И тут я увидел парня и девушку, которые медленно прогуливались по коридору. Парень, махая руками, о чём-то говорил девушке. Она глядела на него, широко раскрыв глаза, и молча кивала. А парень загорался то ли от её кивков, то ли от распахнутых глаз и ещё быстрее махал руками.
Вот это другое дело. С этими ребятами я найду общий язык. С ними есть о чём поговорить. Они явно обсуждают космические загадки.
Я двинулся наперерез парню и девушке.
— Как вы считаете, — спросил я, — чёрные дыры в космосе существуют или это гипотеза?
Парень осёкся и, хлопая ресницами, недоуменно поглядел на меня.
— Чего?
Начиная догадываться, что влез туда, куда не надо, я всё же переспросил:
— Я хотел узнать ваше мнение о чёрных дырах в космосе.
У парня раздулись и побелели ноздри. Он стал удивительно похож на разъярённого тигра.
— Слушай, малявка, катись отсюда…
Но девушка коснулась рукой его руки, и этот сорвавшийся с цепи «тигр» в одно мгновение затих.
— Мальчик, о чём ты хотел узнать? — спросила девушка.
Теперь я понял, что им не до меня, не до загадок космоса, вообще, ни до чего на свете.
— Извините, — попросил я прощения у девушки, а на «тигра» даже не поглядел. Конечно, я виноват, но зачем же орать?
Тут как раз прозвенел звонок, и я поплёлся в свой класс. Я видел, что «тигр» хотел мне что-то сказануть на прощанье. Не тут-то было. Девушка мягко, но надёжно держала его руку, и «тигр» лишь только прорычал мне вдогонку.
Что же мне делать? Младшие не хотят со мной играть, а старшие не хотят со мной разговаривать.
В классе я появился, когда урок уже начался. Клавдия Васильевна очень обрадовалась, что я пришёл.
На задних партах и на стульях у стены сидели тётеньки с блокнотами в руках. Всё понятно — открытый урок. То есть такой урок, на котором учителя сами учатся, как нас лучше учить.
Так вот открытый урок — это был единственный урок, на котором меня вызывала Клавдия Васильевна.
Я сел за свою парту и стал глядеть, как, волнуясь, отвечали одна за другой девчонки.
Я покосился на Макаревича-Мандера.
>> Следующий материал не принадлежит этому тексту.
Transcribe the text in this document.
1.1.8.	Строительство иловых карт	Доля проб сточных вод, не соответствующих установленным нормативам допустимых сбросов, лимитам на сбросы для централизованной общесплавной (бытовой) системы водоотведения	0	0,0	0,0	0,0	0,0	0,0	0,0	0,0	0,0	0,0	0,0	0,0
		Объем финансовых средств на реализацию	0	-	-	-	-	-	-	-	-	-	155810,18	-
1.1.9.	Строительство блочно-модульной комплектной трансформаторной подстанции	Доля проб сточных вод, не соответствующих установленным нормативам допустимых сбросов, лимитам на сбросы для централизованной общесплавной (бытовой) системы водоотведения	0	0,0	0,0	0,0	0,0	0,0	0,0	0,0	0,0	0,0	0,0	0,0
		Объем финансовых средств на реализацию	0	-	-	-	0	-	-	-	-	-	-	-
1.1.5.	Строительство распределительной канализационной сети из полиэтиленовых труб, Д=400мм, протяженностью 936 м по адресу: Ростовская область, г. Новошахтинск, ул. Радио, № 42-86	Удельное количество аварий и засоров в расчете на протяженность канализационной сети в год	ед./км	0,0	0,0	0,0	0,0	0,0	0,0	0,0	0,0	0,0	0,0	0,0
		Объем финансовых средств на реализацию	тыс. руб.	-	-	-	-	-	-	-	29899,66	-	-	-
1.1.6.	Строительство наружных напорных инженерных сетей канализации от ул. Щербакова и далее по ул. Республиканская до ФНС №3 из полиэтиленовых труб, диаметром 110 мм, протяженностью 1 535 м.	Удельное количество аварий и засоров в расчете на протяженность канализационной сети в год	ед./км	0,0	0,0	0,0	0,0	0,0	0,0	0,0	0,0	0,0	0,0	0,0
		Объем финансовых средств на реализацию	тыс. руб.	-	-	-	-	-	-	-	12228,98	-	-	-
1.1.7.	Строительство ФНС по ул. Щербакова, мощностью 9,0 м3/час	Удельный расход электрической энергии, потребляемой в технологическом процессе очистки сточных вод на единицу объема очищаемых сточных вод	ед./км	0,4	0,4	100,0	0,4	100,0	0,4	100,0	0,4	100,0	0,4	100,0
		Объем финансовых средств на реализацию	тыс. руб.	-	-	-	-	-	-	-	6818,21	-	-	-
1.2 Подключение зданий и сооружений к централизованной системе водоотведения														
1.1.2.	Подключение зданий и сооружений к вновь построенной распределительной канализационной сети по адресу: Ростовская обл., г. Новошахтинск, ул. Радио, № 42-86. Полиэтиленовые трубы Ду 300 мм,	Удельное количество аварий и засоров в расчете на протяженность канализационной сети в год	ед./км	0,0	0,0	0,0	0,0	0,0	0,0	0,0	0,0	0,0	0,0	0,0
Тот сидел с отсутствующим видом. То есть он вроде сам сидел, но его мысли, а значит, и он сам, были где-то далеко отсюда. В общем, он явно отсутствовал. Ну, конечно, он спокоен, его ни за что не вызовут, потому что Клавдия Васильевна на него не надеется, потому что она не уверена в нём на все сто процентов. А во мне Клавдия Васильевна уверена, она знает, что я её не подведу…
И вот настал мой звёздный час. Я вышел к доске и принялся решать задачу. Я стучал мелом по доске, оборачивался к ребятам и объяснял, что я делаю. Потом то же самое я объяснял учительницам. Учительницы открыли блокноты и дружно застрочили. Чтобы они успевали записывать, я стал объяснять чуть помедленнее…
Клавдия Васильевна сияла от счастья.
А девчонки, те девчонки, которые только что хихикали надо мной, снова глядели на меня восхищённо, как на Штирлица.
И Макаревич-Мандер наконец вернулся в класс. Словно завороженный, он следил за движениями моих рук. Ага, понял теперь, кто я такой.
И тут я вспомнил, как его фамилия — и не Макаревич, и не Мандер, а Ситников.
ПИРШЕСТВО ПО-АНГЛИЙСКИ
— А, молодой человек, очень рад вас видеть. Как здоровье? Как успехи в ученье?
Такими словами Лев Семёнович каждый раз встречает меня. Седые волосы его аккуратно зачёсаны назад. Глаза — живые, горящие — глядят на меня добро и весело. Вообще, у него такой вид, будто он ждал меня целую вечность и наконец дождался, а потому безмерно счастлив.
Одет Лев Семёнович в полосатый халат, накинутый на белоснежную рубашку с галстуком-бабочкой. Из-под халата виднеются тщательно отутюженные брюки и чёрные, начищенные до блеска ботинки.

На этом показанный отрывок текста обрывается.